Docents, Hosts Help Museum Visitors Understand the Past
Today's typical museum visitors are looking at items their parents, grandparents and great grandparents grew up with. The majority are from a generation whose only perceived contact with trains has been limited to grade crossings, they didn't grow up riding streetcars to work or to the store, or passenger trains to travel for business or vacation.
Today's typical museum visitors are not nostalgically familiar with many of the items exhibited at museums, including streetcars, interurban cars or the name passenger trains.
Fulfilling Expectations Visitors Bring to the Museum:
Visitors typically arrive at the Museum with many of the following general expectations:
- Be able to determine where exhibits and services (restrooms, water, etc.) are located;
- Be able to see (possibly ride) locomotives, cars and other railroad related artifacts;
- Be able to learn something about the objects in which they are interested;
- Be able to safely enjoy the objects;
- Be able to learn about our heritage and often about the lives of relatives who used or worked for the railways;
- Be able to enjoy the social atmosphere with their family, friends, etc.;
- Purchase books or souvenirs of their visit.
Understanding How Ancestors Lived: Surveys conducted at other museums in the last few years have found that visitors to history and technology museums want to know how their ancestors lived. Relevance has shifted from the objects themselves to the people that used them. Who used the exhibited objects, such as the streetcars or locomotives? How and when were they used? Why were these items important in a person's daily life? How did using them change the way people lived?
As visitors learn how their ancestors lived; how they used the street railways, interurban railways, and railroads in the past; and how freight trains contributed to the quality of life of their parents, grandparents and great grandparents, they may also discover the relevance of rail transit and rail transportation today.
Visitors primarily learn by viewing the exhibited cars, locomotives, smaller artifacts, photographs, documents and associated labels to help provide answers to their questions. Shared stories are often a part of this process.
Most museums also provide visitor guides which also help visitors understand the layout and other information about the museum and exhibits.
Docents and Exhibit Hosts Assist Visitors
A Docent is one who teaches, typically as a volunteer at a university or at a museum.
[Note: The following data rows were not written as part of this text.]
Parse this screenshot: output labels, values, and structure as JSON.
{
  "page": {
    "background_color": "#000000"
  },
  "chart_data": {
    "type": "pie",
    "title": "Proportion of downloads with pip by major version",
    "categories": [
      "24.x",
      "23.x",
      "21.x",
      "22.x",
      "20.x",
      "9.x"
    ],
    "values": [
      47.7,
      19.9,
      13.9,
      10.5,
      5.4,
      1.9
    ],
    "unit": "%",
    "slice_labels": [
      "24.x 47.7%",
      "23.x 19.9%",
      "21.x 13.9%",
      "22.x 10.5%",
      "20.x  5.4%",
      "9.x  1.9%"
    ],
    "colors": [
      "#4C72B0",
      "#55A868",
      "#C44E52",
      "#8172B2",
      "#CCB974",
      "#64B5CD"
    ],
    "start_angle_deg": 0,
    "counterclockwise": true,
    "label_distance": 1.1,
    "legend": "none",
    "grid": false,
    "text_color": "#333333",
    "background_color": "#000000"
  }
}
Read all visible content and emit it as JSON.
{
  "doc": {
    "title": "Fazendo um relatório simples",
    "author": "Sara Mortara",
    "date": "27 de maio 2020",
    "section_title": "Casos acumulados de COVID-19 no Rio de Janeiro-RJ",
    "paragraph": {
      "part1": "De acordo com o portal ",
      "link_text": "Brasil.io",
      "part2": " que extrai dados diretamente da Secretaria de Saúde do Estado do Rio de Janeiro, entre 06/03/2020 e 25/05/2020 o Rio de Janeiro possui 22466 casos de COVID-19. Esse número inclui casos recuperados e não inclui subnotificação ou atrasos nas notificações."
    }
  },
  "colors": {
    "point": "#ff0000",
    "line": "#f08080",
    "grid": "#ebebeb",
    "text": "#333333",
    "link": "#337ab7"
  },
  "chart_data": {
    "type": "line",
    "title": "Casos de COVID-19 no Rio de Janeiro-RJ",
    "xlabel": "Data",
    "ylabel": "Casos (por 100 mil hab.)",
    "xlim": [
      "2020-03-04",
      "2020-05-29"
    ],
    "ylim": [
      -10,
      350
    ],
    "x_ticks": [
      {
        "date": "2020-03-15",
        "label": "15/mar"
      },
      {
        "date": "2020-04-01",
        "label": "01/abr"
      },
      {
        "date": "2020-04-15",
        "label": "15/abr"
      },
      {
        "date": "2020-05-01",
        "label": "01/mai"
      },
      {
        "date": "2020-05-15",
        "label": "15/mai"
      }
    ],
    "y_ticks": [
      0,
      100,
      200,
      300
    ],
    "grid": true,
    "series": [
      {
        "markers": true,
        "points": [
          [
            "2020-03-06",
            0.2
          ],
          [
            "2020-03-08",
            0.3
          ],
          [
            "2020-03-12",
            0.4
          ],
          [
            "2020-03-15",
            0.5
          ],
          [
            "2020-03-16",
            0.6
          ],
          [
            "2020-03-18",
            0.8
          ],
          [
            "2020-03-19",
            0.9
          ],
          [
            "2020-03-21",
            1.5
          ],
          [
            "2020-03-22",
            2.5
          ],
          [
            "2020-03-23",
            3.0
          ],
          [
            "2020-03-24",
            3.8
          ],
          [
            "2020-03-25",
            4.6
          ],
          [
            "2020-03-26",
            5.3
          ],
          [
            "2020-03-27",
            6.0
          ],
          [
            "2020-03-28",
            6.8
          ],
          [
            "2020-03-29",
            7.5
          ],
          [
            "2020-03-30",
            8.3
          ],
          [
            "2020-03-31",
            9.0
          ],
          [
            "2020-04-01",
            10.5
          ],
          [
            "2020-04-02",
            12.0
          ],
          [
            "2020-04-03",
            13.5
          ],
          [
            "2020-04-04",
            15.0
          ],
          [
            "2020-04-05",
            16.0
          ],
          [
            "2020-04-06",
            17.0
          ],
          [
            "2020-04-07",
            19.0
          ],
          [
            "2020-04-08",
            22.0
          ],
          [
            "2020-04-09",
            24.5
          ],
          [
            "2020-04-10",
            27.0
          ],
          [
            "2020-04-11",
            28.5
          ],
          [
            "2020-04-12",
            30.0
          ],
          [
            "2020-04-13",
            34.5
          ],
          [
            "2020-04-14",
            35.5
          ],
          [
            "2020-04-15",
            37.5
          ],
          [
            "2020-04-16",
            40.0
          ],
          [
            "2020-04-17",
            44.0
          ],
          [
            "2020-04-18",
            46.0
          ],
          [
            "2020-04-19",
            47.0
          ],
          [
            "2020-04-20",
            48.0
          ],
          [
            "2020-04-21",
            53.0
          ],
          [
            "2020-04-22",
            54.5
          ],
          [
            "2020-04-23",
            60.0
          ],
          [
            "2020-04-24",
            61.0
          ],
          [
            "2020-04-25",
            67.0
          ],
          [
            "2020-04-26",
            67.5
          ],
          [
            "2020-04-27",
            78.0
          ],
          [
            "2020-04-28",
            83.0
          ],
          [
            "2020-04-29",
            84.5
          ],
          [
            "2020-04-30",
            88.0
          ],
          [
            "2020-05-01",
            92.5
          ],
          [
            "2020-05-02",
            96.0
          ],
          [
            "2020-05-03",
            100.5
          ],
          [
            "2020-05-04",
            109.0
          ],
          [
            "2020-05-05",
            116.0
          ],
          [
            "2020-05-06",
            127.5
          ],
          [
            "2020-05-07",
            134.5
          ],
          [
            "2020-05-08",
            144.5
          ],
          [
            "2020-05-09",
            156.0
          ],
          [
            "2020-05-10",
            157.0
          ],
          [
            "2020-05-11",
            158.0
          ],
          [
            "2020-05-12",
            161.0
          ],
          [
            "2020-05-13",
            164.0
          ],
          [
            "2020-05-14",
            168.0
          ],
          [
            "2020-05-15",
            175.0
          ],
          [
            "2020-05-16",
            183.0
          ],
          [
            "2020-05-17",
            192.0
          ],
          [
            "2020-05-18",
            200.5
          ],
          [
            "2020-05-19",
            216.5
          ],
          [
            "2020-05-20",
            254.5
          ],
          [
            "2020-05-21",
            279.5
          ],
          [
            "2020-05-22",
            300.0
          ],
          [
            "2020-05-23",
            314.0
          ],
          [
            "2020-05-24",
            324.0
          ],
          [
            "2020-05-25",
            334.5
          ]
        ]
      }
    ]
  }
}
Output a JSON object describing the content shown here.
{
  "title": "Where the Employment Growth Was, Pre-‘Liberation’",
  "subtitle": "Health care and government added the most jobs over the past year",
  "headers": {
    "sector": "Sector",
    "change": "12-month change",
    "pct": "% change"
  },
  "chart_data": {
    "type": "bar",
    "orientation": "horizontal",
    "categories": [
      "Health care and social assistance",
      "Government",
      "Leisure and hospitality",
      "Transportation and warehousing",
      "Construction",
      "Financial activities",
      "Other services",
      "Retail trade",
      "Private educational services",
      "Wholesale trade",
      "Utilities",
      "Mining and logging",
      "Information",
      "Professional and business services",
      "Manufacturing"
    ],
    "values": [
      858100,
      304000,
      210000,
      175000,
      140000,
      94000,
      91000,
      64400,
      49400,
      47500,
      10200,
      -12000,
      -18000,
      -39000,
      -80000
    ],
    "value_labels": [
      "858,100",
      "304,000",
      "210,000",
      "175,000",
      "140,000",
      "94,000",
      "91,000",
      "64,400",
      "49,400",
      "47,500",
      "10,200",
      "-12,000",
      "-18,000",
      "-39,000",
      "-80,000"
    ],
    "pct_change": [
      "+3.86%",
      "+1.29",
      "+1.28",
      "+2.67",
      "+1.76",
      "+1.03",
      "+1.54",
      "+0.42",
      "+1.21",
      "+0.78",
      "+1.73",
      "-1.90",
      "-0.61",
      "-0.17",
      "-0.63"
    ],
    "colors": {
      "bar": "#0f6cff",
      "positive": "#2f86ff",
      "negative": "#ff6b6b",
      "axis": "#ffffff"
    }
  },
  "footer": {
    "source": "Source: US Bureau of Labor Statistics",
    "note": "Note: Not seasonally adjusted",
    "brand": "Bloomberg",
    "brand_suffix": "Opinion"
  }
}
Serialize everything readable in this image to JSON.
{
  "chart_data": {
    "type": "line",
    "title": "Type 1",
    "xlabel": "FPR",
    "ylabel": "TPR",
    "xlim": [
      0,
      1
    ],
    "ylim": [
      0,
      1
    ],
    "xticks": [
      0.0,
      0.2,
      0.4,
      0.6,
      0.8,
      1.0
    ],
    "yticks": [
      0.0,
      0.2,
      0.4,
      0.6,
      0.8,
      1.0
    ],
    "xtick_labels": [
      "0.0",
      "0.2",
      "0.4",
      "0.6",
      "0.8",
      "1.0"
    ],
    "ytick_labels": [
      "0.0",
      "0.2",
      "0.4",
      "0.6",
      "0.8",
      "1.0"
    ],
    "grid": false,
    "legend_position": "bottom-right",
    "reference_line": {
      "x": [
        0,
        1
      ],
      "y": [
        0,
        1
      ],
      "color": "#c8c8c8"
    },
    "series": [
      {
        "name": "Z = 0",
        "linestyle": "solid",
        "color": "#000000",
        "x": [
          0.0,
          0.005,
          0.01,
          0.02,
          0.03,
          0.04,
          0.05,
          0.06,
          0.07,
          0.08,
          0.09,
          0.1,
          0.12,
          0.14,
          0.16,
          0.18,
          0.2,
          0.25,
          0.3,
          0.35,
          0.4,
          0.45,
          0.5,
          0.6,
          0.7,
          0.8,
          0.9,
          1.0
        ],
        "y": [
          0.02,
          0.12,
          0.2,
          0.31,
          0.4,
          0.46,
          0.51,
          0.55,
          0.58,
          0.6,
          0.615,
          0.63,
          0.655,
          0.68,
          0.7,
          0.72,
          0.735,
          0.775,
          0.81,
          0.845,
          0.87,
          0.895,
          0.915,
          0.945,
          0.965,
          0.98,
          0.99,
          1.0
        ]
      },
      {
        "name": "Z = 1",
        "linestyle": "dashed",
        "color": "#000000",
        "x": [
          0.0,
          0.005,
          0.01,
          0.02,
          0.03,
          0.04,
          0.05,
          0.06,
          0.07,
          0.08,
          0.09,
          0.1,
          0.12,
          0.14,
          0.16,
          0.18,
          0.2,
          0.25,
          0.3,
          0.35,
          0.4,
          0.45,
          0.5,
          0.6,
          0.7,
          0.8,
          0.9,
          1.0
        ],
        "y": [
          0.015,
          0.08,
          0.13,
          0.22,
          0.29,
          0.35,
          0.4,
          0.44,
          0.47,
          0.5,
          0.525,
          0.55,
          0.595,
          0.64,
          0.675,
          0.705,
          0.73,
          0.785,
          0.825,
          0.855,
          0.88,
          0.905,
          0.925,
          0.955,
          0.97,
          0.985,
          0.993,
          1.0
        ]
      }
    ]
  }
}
Docents guide the museum discovery and learning process, using the exhibited locomotives, streetcars, interurbans, sleeping cars, railway post office cars, passenger cars, freight cars, cabooses and other objects through talks, demonstrations and building tours. At Orange Empire Railway Museum and other local museums, docents are members who have completed a training program and have more advanced knowledge about the Museum's collection and the history, technology and impact of the rail transportation industry in Southern California and the West.
Exhibit Hosts are museum volunteers who make the collections available to visitors and help visitors understand how to view the exhibits. Exhibit hosts also help answer basic questions and ensure visitor safety. Exhibit hosts should know the safety rules, exhibit policies, layout of the museum and basic introductory information for area they are hosting. At Orange Empire Railway Museum and other local museums, volunteers first serve as exhibit hosts, then participate in a more extensive development program in order to become a Docent.
Uniformed Conductors, Brakemen, Motormen and Engineers also help railway museum visitors learn what past travel by rail was like as they experience a ride aboard operating historic streetcars, interurban cars and trains. At Orange Empire Railway Museum all members who participate in these roles first go through a railway operations training program.
Docents use Process of Interpretation to Facilitate Learning:
Interpretation of the objects by knowledgeable docents helps the public understand meanings and relationships, what the objects are, who used them, how and when they were used, and why they were important. By using interpretation docents help visitors and other members understand how the objects relate to each other and how their introduction may have changed the way people lived. Docents also help research the history, social impact and technology of the objects. Read more about interpretation.
Pages on rail history, train technology and railroad operation are included as part of this web site to provide an overview of different aspects of the railroads. The majority of these pages were developed from class materials used to train docents who help visitors understand the past at Orange Empire Railway Museum in Perris, California.
To further help docents and other educators learn more about interpretation, the history of rail transportation, and the impact of rail transportation on the West, a recommended reading list is also provided.
Part of the Orange Empire Railway Museum Educational Experience:
The purpose of the Exhibit Host & Docent Program is to support Orange Empire Railway Museum's mission by staffing and interpreting the museum's exhibited artifacts and documents, in order to help museum visitors and members understand and enjoy the history, technology and impact of the rail transportation industry in the development of Southern California and the West. The Exhibit Host & Docent Program is part of the museum's overall educational activities.
The Exhibit Host and Docent Program, and Railway Operations are both part of Museum Services at Orange Empire Railway Museum. |
"Upon the subject of education... I can only say that I view it as the most important subject which we as a people can be engaged in. That every man may receive at least, a moderate education, and thereby be enabled to read the histories of his own and other countries, by which he may duly appreciate the value of our free institutions, appears to be an object of vital importance, even on this account alone... For my part, I desire to see the time when education, and by its means... enterprise and industry, shall become much more general than at present..."
Abraham Lincoln, New Salem, March 9, 1832.